Tries to keep clear of that, if I remember - it’s been a while since I listened to the podcast.)
Incidentally, I think there are good podcasts out there on the Nixon and Clinton impeachment podcast processes. Again, the focus, if I remember, is on the history, not on ideology/politics
I don’t remember the podcast name, but Google or a podcast app search ought to find these.
These podcasts do a pretty good job of explain the processes, if I remember. .
3a: The House votes on the drafted articles of impeachment. If a majority approve, then he is considered “impeached”, think of it as similarly to “indicted”. Only then does it proceed to Senate.

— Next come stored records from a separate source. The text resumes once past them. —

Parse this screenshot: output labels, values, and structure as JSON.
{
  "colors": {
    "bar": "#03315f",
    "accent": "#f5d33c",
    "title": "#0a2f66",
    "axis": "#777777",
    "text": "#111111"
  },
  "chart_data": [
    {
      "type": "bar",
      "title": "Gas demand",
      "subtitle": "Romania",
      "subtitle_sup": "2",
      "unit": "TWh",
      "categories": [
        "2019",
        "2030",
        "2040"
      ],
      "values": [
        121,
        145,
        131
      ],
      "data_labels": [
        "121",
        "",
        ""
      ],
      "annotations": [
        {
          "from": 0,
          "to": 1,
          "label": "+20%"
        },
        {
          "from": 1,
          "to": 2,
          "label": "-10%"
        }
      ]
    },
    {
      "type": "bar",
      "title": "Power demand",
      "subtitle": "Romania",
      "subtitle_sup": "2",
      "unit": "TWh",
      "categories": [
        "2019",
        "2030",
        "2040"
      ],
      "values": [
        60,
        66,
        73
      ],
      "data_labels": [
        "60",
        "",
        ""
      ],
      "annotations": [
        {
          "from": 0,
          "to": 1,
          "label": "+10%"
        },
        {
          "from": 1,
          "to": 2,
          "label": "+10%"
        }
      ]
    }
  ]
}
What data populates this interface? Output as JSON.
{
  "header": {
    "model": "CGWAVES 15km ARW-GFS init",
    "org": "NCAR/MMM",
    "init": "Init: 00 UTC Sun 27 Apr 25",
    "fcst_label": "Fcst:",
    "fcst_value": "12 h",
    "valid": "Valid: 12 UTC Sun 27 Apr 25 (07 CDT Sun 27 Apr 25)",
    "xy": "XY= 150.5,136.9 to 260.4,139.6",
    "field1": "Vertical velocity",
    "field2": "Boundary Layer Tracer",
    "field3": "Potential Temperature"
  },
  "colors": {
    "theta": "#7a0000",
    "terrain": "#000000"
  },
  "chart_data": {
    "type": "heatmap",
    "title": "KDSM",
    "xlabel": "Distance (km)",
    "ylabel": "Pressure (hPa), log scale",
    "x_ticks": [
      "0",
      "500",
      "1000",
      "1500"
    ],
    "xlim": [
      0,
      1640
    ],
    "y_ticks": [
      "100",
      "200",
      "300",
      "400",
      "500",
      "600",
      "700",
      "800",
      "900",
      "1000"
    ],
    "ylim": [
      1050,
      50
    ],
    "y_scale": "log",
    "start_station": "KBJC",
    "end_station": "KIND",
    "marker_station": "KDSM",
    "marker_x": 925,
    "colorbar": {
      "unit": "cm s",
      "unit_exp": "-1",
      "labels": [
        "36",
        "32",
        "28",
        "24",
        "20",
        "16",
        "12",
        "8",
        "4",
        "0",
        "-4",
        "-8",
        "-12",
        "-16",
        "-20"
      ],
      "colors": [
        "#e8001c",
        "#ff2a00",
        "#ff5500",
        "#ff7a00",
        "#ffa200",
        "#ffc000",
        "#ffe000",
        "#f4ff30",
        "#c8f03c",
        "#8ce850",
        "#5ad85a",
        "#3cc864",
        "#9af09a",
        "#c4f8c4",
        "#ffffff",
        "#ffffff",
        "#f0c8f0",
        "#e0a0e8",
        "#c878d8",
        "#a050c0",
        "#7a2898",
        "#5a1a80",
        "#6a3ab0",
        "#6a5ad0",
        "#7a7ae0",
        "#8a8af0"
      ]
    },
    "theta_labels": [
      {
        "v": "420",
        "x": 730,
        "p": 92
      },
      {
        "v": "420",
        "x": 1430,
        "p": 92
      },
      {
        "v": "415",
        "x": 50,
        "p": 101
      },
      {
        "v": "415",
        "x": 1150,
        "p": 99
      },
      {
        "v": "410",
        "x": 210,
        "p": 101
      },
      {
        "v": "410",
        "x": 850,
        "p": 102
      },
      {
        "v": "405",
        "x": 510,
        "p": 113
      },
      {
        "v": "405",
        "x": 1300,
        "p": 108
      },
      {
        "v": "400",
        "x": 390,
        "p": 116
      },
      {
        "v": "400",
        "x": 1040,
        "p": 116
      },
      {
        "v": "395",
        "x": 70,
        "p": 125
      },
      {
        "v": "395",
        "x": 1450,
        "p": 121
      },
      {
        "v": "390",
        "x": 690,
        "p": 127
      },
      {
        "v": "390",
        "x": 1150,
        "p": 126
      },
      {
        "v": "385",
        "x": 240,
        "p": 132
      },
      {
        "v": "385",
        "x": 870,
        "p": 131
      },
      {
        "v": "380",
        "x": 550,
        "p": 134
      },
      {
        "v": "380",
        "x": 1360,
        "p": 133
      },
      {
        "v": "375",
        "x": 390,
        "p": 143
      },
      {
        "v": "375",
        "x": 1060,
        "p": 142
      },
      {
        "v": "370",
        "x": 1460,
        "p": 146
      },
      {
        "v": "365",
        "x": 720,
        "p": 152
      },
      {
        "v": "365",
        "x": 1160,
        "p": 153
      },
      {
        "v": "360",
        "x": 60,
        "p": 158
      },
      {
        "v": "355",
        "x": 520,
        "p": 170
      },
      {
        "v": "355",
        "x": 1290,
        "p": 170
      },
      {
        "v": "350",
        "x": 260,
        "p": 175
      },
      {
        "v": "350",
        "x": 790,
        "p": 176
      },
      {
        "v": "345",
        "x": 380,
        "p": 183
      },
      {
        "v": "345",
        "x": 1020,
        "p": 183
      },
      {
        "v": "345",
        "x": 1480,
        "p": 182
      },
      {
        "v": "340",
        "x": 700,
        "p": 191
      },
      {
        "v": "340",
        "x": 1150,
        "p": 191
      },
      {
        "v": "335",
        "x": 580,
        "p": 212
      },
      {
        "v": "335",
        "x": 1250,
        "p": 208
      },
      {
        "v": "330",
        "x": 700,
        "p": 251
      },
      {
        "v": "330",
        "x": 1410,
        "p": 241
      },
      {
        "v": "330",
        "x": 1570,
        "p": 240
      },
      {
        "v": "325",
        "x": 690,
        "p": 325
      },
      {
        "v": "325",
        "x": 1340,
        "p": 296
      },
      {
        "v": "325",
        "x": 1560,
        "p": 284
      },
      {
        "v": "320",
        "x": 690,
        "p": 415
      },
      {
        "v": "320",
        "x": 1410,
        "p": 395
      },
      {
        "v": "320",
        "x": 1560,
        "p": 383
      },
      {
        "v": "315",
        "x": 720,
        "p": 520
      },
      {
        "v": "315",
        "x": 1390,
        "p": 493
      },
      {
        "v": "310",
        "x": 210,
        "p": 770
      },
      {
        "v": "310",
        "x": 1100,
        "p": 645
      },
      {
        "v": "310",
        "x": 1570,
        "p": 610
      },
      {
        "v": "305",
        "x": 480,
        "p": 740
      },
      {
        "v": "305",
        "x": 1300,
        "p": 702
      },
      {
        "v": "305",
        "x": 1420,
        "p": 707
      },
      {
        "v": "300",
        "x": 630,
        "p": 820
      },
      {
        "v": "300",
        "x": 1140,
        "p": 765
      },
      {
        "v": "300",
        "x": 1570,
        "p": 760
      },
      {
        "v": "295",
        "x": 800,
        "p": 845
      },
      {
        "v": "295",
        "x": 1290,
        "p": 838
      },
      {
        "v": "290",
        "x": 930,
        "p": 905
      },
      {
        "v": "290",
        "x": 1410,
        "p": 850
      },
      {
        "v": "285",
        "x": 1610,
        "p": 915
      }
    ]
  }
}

The reason this is important is that it gives mehtizens a window into how their particular representatives voted. The green-yellowish representatives must calculate carefully here, only because many mehtizens may be completely tired of the “gotcha” shitshow run by the extreme members of either green or yellow parties who seem to get all the voice, instead of those more green-yellowish folks who tend to have more reason.
Then the Senate does its job as jury, with the Chief Justice presiding over the trial, and determines whether Irk is guilty and therefore subject to removal from office. 2/3 of the Senators must agree that he is guilty to remove him from office. If that does not happen, Irk is “not guilty” and nothing happens other than a bunch of nonsense cable news cycles relitigating the issue in the public eye, making a small number of people shedloads of money and making us all weary of the colors yellow and green.
@chuegen, that is a good, Cogent statement of the process in the spirit of the OP, thank you.
@CaptAmehrican:
if Pres.Irk is convicted, and thereby removed from office, the normal order of succession would apply, so VP Glenn would now be the president.
if the house felt he was also involved, and he didn’t resign on his own (like Nixon did, He quit before they could impeach him), they would have to start proceedings against Pres. Glenn., if he’s convicted, the next in line would be speaker Hiram.
further reading:
https://en.wikipedia.org/wiki/Impeachment#United_States
https://en.wikipedia.org/wiki/Impeachment_in_the_United_States
@earlyre Yes, with one correction- in the above were talking about the VP succeeding an impeached and removed president, and then you used the name Nixon, however I believe you meant to say Agnew- and you were correct that he did resign to avoid being tried in criminal court- however he did write a letter on 9/25/73 asking the Speaker of the House to impeach him to avoid having to face being indicted for bribery and extortion. The House declined to do so- leading him to eventually resign and take a generous plea bargain.
http://www.msnbc.com/transcripts/rachel-maddow-show/2019-09-25
@PhysAssist no. while i appreciate that historical tidbit, I didn’t mean Agnew. he never even entered my thought process.
President Richard Nixon resigned before he could be impeached.
@earlyre Sorry, I misunderstood because you were talking about VP Glenn’s possibly culpability- which as it did Agnew, could have caused him to resign to avoid [eventual] impeachment.